The Rise and Spread of Food Production in Terms of Location
Location represents one of the most important proximate factors that encourage or resist the rise and spread of food production. As Jared Diamond expresses in Guns, Germs, and Steel, “We tend to seek easy, single-factor explanations of success. For the most important things, though, success actually requires avoiding many separate possible causes of failure” (157). Although having an excellent location may seem like one factor that can help a society, it is actually a deterrent of multiple problems that lead to a society not developing food production independently. But, what does a good location look like, in terms of developing food production? Diamond explains that having a variety of elevations in your land will guarantee many types of environments, which leads to a diversity in crops (140). Societies in prehistory were either very lucky or unlucky when it came to location. The people living in these places did not choose the benefits they would receive from where they lived.
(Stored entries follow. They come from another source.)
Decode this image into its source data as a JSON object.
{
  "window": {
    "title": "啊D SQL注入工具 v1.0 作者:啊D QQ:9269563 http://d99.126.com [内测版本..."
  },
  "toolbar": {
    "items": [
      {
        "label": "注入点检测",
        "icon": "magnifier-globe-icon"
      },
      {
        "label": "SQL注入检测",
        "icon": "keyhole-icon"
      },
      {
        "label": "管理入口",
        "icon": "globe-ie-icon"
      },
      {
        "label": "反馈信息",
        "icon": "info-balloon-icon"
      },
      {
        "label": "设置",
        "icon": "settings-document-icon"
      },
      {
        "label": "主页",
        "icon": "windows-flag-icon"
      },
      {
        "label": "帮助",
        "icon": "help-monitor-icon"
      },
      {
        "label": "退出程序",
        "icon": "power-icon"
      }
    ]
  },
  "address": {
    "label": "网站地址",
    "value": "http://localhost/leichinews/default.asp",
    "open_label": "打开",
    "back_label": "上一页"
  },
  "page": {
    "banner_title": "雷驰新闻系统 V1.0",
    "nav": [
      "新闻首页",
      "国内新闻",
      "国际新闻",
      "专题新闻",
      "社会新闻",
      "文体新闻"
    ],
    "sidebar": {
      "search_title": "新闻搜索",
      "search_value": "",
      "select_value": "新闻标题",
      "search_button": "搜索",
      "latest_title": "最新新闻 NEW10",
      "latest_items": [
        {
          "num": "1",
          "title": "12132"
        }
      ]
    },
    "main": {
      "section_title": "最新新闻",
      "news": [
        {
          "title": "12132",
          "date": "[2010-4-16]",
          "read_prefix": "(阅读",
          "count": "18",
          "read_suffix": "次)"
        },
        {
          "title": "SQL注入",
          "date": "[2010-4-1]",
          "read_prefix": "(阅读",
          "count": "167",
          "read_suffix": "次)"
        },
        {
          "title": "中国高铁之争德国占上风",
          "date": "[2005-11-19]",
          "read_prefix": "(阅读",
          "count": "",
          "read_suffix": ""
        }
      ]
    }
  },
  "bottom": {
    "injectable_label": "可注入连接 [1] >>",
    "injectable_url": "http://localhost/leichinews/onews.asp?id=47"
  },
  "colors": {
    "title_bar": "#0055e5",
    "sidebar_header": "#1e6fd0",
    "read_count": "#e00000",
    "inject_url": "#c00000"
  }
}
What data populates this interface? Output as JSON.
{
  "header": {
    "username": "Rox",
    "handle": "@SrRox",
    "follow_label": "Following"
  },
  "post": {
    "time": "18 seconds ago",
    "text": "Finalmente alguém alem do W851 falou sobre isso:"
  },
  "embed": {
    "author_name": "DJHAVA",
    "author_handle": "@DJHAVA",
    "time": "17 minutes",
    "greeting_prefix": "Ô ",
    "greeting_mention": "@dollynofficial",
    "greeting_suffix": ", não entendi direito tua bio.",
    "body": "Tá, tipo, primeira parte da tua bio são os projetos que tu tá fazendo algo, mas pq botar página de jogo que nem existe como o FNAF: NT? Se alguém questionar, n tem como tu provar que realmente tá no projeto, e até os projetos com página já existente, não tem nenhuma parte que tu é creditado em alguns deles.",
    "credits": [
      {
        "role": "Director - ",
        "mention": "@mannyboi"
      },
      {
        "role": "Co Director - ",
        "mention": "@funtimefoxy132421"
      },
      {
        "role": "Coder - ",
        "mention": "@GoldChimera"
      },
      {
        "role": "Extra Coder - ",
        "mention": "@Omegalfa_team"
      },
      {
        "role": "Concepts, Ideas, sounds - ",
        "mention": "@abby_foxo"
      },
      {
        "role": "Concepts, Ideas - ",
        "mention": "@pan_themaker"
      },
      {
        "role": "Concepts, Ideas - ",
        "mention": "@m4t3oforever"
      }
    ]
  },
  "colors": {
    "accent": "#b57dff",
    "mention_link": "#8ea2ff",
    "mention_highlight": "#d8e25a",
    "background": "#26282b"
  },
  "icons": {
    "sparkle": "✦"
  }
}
But the people who did have good locations used it to their advantage.
Few places had the capabilities to start food production independently. The Fertile Crescent was one of these few, because of advantages like, “it lies within a zone of so-called Mediterranean climate, a climate characterized by mild, wet winters and long, hot, dry summers” (136). This climate allowed for the perfect growing season. Also, the Fertile Crescent had hermaphroditic plants, which pollinated themselves and a great quantity of edible plants like this (136-137). These advantages proved as a ways to easily begin food production. The abundance of food was able to provide enough calories to sustain life. Food production also lead to sedentary living, which allowed a better lifestyle for families, encouraging food production as a more suitable way of existence. All of these assets explain how places were able to start food production, but this spread throughout the world in a different way.
Location is so important to the spread of food production, because the only way for innovations to expand quickly is through a latitudinal axis. Places that are horizontal of each other, have the same roughly the same day lengths and types of seasons (183). Therefore, these places would be able to share the same types of crops. As history has exemplified, information is also passed quicker this way, as opposed to places that are vertical of each other. Diamond says, “All those other areas became food producing as a result of the spread of crops, livestock, and knowledge of how to grow them and, in some cases, as a result of migrations of farmers and herders themselves” (177). This spread was made possible by the vertical relationship. This explains why Eurasia, which is the continent with the largest latitude axis, was able to gain so much, so fast. Not only was food production easily spread, but also many other advantages that led to the ability to become a successful and advanced society. Although location is not the only reason that food production rose and spread, it is an essential contributory element of this expansion.